Emboldened by the Obama administration's recent announcement that it will no longer fight for the Defense of Marriage Act, the "Refuse To Lie" campaign is encouraging more married gay couples to file their federal taxes jointly.
On federal tax returns, people are asked specify if they're single, married filing jointly, married filing separately, head of household or qualifying widow(er) with dependent child. According to the New York Times, married same-sex couples usually file as single or head of household. However, the "Refuse to Lie" campaign, claims this is dishonest, and outlines ways that gay couples can express their disapproval of DOMA through their tax returns. A statement on the group's website explains:
The federal government's refusal to recognize our marriages is blatant discrimination and we will not play along by lying on our tax returns and pretending we are single. The government has chosen to discriminate and we choose to expose their bigotry by refusing to lie.
There are currently two pending cases challenging DOMA in Massachusetts. In a report to Congress, Nina E. Olson, the national taxpayer advocate who acts as the I.R.S.'s ombusdman, argued that, "There may be substantial authority for same-gender spouses to take certain tax positions as married as long as the Massachusetts district court's opinions stands."
The cases still haven't been overturned, but filing jointly is still risky for married gay couples. Refuse To Lie's website recommends including a note with a single tax return that explains:
The above named taxpayer married a person of his/her same sex in [place] in [year]. The taxpayer has not filed this return as "married" (either jointly or separately) solely because the Defense of Marriage Act (DOMA) defines marriage as a legal union between a man and a woman. By filing as "single," the taxpayer is in no way disavowing his/her marriage.
This can ease the consciences of gay spouses who say they're single on their tax return, but then swear that everything on the return is true under penalty of perjury.
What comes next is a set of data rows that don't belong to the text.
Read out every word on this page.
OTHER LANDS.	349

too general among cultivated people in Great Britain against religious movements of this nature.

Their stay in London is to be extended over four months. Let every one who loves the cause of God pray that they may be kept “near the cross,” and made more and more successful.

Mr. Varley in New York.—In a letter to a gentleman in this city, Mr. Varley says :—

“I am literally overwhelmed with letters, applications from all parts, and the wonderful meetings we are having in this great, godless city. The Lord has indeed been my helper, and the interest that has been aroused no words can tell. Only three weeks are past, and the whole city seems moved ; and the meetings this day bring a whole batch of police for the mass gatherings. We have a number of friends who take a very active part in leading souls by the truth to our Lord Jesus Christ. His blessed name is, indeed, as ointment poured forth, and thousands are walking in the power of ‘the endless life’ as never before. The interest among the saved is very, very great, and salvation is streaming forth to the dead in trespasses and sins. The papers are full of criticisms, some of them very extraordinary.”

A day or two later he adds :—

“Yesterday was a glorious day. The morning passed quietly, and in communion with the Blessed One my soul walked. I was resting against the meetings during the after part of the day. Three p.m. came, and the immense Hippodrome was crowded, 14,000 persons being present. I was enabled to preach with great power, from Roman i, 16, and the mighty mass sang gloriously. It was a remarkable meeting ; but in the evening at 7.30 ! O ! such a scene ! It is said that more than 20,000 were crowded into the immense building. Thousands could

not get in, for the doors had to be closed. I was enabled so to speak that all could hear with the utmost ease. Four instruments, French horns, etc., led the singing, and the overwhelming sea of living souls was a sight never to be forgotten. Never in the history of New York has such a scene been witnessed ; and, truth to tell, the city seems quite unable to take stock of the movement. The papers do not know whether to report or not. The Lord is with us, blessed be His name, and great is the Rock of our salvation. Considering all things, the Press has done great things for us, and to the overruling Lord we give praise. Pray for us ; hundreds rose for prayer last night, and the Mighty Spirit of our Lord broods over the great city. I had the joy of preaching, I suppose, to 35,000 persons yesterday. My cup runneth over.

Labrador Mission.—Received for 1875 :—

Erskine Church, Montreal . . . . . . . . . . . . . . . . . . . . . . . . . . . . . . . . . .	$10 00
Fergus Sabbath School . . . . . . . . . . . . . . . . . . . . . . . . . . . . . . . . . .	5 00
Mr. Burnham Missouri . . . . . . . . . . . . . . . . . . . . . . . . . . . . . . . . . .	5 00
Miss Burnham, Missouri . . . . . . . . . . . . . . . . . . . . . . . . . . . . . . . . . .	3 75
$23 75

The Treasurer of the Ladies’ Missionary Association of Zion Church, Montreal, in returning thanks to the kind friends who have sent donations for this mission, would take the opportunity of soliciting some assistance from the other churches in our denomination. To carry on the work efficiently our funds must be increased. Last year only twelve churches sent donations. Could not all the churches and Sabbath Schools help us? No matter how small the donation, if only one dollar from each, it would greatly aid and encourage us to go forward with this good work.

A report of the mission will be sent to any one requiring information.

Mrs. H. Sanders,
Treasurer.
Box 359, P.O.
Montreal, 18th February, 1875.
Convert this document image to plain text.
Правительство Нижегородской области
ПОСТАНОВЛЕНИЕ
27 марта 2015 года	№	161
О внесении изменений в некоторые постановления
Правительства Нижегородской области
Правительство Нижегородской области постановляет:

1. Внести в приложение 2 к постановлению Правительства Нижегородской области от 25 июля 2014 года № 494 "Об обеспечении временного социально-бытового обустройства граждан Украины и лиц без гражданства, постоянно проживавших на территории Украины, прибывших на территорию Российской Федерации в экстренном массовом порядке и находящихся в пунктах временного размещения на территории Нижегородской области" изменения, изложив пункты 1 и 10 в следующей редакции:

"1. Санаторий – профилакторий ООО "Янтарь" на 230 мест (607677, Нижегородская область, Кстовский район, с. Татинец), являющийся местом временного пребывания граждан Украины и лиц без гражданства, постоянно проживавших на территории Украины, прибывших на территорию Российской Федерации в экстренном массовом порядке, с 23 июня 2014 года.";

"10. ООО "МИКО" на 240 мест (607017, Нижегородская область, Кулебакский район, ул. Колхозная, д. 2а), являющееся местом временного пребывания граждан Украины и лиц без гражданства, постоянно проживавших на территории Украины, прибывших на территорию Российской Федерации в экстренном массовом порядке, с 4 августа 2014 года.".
However, some believe leaving a note for the computer (or occasional human) that processes returns isn't a strong enough protest.
There are several possibilities for filing a joint return, but there's a greater chance that the couple will face penalties if they're audited. One option is to file single returns and an amended return jointly. After the amended return is rejected, the couple could file a suit claiming the refund. The original single return should prevent the couple from incurring penalties. A second method involves filing both joint and single returns, paying the higher amount on the single return, and asking the I.R.S. which return to accept.
Kate Kendell, the executive director of the National Center for Lesbian Rights, tells The Times she plans to file a joint return with her partner of 18 years, who she married in 2008. This will wind up costing them more than $5,000, but Kendall explains, "This is my small way of saying, where we can, we are not going to play the game anymore."
Committing time and money to challenging the I.R.S. probably isn't feasible for most married gay couples, but regardless of whether gay spouses choose to follow methods described by "Refuse To Lie," the campaign highlights the absurd situations created by DOMA. No matter what these couples do, they already face a penalty at tax time by being forced to make more complicated decisions about how to describe their status, while straight spouses can check a box with no hesitation.